Il recupero del cadavere di Vanacore

Secondo i giudici le prove sarebbero per lo più circostanziali e non ci sarebbe nulla di realmente concreto ad indicare la colpevolezza di Raniero Brusco. Un’altra teoria, che la stessa PM Gianfederica Dito definirà: “Suggestiva ma priva di riscontri.“, prima di chiederne l’archiviazione definitiva, è quella riguardante un presunto approccio sessuale respinto da parte di Mario Vanacore, figlio del portiere Pietro, ai danni della Cesaroni. La notizia salta fuori grazie ad un articolo di Repubblica del 2023, ma come già detto in precedenza la pista si arena in fretta. Proprio dalla famiglia Vanacore però giunge una nuova speranza.
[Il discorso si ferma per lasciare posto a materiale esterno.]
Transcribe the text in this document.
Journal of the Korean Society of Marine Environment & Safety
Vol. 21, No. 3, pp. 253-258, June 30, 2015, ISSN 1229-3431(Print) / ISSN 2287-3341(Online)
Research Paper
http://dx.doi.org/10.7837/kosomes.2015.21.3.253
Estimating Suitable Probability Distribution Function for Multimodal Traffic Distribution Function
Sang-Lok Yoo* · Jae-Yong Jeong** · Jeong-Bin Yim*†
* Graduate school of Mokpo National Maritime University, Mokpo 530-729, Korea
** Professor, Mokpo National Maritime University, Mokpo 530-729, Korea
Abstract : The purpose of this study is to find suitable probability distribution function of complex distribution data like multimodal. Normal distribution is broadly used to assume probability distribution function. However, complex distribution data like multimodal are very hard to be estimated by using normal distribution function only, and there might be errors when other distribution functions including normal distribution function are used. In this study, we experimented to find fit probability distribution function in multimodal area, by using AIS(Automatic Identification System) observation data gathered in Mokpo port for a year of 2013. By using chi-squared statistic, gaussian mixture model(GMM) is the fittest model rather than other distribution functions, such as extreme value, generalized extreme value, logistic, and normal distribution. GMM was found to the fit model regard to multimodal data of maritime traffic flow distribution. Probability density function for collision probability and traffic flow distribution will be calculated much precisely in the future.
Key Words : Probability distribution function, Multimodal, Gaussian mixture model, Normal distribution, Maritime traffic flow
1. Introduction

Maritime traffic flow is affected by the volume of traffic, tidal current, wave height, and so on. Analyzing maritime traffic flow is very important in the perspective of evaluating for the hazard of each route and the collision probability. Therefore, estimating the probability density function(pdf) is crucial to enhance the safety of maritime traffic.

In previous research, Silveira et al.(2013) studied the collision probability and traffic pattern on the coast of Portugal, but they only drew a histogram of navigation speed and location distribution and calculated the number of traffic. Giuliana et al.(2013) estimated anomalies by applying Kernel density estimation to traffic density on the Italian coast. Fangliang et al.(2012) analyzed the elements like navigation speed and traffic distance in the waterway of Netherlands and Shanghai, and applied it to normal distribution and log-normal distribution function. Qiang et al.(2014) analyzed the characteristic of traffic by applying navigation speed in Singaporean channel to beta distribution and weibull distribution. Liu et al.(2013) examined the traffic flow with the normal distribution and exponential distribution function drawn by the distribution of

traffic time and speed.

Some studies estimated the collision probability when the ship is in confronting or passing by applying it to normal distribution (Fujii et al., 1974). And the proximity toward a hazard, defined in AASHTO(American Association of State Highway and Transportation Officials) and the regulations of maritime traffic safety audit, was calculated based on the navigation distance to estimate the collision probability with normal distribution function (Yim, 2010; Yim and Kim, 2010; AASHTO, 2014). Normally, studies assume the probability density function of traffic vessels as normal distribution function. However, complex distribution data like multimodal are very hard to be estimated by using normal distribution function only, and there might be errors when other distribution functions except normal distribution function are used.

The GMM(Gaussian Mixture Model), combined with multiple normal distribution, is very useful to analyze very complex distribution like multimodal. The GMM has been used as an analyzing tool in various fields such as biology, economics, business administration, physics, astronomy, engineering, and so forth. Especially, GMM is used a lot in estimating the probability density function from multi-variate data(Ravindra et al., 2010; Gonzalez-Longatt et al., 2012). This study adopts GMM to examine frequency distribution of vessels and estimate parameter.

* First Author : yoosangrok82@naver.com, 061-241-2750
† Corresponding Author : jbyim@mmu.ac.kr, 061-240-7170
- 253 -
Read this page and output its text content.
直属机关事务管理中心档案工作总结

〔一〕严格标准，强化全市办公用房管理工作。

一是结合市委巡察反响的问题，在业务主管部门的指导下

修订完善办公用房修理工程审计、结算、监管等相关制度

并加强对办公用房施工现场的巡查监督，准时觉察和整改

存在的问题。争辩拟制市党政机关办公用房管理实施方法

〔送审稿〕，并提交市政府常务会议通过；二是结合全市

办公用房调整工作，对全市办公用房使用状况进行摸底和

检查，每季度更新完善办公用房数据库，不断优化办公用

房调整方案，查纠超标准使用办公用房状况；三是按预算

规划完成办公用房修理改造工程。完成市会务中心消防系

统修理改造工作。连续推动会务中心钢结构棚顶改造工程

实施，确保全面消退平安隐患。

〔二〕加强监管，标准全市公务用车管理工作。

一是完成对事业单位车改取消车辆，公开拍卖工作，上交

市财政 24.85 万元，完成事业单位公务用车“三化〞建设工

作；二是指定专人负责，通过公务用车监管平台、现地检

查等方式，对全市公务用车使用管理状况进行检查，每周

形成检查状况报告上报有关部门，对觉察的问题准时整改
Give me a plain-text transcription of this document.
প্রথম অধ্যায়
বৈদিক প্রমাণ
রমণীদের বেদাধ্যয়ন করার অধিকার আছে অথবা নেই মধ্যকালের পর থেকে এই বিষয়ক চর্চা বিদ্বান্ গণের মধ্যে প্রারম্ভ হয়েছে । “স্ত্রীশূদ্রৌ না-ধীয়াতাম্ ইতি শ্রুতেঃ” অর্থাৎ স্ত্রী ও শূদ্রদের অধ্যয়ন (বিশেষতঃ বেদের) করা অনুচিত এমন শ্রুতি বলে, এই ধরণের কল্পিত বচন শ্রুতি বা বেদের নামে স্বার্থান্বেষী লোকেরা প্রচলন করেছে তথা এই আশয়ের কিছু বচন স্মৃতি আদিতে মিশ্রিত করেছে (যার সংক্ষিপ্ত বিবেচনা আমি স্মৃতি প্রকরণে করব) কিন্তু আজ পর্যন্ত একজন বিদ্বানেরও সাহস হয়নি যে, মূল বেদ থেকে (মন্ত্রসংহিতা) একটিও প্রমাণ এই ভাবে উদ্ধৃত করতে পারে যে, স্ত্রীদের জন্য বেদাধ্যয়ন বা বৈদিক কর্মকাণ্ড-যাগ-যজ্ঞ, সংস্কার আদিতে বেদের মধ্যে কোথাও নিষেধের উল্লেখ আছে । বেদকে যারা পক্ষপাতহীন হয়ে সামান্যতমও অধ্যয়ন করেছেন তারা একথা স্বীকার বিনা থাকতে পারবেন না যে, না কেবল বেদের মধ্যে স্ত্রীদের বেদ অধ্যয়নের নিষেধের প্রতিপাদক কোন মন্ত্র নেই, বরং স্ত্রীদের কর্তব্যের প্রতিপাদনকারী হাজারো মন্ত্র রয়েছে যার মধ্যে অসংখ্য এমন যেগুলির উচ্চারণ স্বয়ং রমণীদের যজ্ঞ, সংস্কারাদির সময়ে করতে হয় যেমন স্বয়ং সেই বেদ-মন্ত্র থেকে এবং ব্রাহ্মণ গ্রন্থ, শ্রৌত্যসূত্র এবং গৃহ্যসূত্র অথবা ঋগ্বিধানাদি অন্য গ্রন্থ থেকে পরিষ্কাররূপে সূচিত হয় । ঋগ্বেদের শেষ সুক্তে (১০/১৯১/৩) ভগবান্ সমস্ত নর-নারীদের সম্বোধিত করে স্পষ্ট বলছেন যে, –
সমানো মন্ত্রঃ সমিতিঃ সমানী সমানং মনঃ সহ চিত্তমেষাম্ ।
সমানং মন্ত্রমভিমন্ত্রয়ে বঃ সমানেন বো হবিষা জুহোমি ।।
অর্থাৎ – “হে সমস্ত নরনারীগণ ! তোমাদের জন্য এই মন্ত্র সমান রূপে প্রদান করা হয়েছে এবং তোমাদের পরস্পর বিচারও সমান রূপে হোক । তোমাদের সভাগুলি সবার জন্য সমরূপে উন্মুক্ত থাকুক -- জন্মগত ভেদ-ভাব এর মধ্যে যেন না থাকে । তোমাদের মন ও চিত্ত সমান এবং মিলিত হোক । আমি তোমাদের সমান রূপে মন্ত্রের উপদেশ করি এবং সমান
Un memoriale fino a poche settimane fa confidenziale e scritto da Pietro Vanacore potrebbe diradare le pesanti nubi che ancora oggi si addensano sul caso.

Il memoriale 

L’ultima tessera del puzzle sarebbe quindi un memoriale, una lettera olografa che Vanacore avrebbe lasciato come testamento prima di mettere fine alla sua vita. Pietrino avrebbe confessato nella sua narrazione di essere “stato costretto a mentire perché ricattato per ben 20 anni“. Il documento esiste davvero? La fonte dello scoop sarebbe un giornalista che si è occupato del caso e che in passato sarebbe anche stato convocato dai magistrati inquirenti. Secondo la giudice per le indagini preliminari Giulia Arcieri: “È del tutto plausibile che Vanacore abbia inteso proteggere i familiari con la rivelazione di una verità da lui tenuta nascosta per 20 anni.”. Il presunto memoriale di Vanacore sarebbe dunque una sorta di assicurazione sulla vita per la famiglia, un ultimo gesto estremo a protezione dei suoi cari. Stando sempre alla fonte riservata la lettera doveva essere distrutta alla morte di Giuseppa De Luca, moglie di Vanacore. Sempre secondo il Gip Arcieri infatti la donna “conosce molto di più di quanto dichiarato agli inquirenti.”.

Uno dei tanti biglietti scritti da Pietro Vanacore

Sempre che non sia tutto fumo negli occhi, la nuova svolta potrebbe portare alla definitiva risoluzione del caso, rivelandoci infine quale oscuro e opprimente segreto custodisse Pietro Vanacore e che cosa lo spinse a togliersi la vita.